You're going to love this one. It's an enthralling bean and will really appeal to the experimenters out there. The bean is super-complex and yet all the elements hang together so well, resulting in a richly indulgent coffee suited to either espresso or to filter brewing methods.

Dark, full-bodied fruits sit alongside a hint of grapefruit on a thick dark chocolate background.

In espresso, it's exciting. Really sweet and intense flavours are easy to come by at a range of extractions which will reward those that like to play around with their volumes. In filter, everything becomes calmer and more harmonised, with well-defined and superbly balanced flavours achievable with ease.

I am not associated with Foundry in any way, just thought people might be interested


----------



## Mrboots2u (May 10, 2013)

Hi I've been fortunate to have a couple of bags of this , it lovely ..

Its got complexity and fruit but dont confuse this as a " bright coffee " and put you off it ...

Espresso I've had dark chocolate orange with finish of grapefruit , nice creamy body too , but if you play with brew ratios you can get a range of flavours out ( all yummy ) .

In milk its sweet and goes more treacle toffee like..

In brewed sweet citrus fruits sweet balanced lovely body and mouthfeel

Its super soluble . what do i mean by this ? You wont need a mega fine grind o get the best from it . Changing the time of your ratio will bring out a range of the citrus , sweet, treacle and chocolate .....

I know Callum and Lee from here , but if something is cack i wont recommend it , this is not cack ...

This is a another winner from the heart of Sheffield


----------



## NickdeBug (Jan 18, 2015)

REALLY looking forward to it now!

I think that I might have even drooled a bit whilst reading that last post


----------



## paul whu (Sep 25, 2014)

I just grabbed a Kilo of these on the strength of this thread.

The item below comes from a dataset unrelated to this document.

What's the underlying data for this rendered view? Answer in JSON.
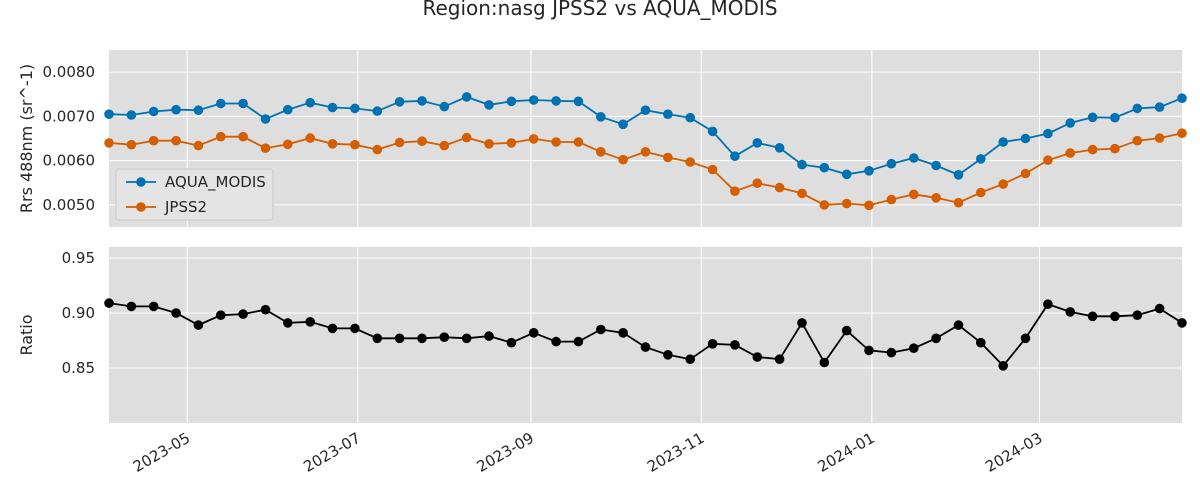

Quite looking forward to them I must say.


----------



## NickdeBug (Jan 18, 2015)

Waiting for mine to arrive.

I had hoped that they would turn up today as I'm off to France tomorrow for a few days.

Oh well, something to look forward to for next weekend.


----------



## paul whu (Sep 25, 2014)

I'd have to say that these beans are delicious. For me a 2:1 ratio espresso works best of all. On saying that ristrettos are a delight as well. A forgiving kinda bean!


----------



## DoubleShot (Apr 23, 2014)

NickdeBug

Your thoughts on Karengera Washing Station beans?

paul whu

Not sure I've ever seen a 2:1 ratio before. Extraction weighing half of dosage going in or did you mean 1:2 (double output of dosage)?


----------



## paul whu (Sep 25, 2014)

DoubleShot said:


> NickdeBug
> 
> Your thoughts on Karengera Washing Station beans?
> 
> ...


Smart arse


----------



## paul whu (Sep 25, 2014)

Clarify. 18 g in > 36 out. therefore 1:2!!


----------



## DoubleShot (Apr 23, 2014)

No, I genuinely wasn't sure if what you typed was your preferred recipe for these beans.


----------



## paul whu (Sep 25, 2014)

My mistake. Pardon me!


----------



## paul whu (Sep 25, 2014)

Ha ha. Sorry, just a typo!!


----------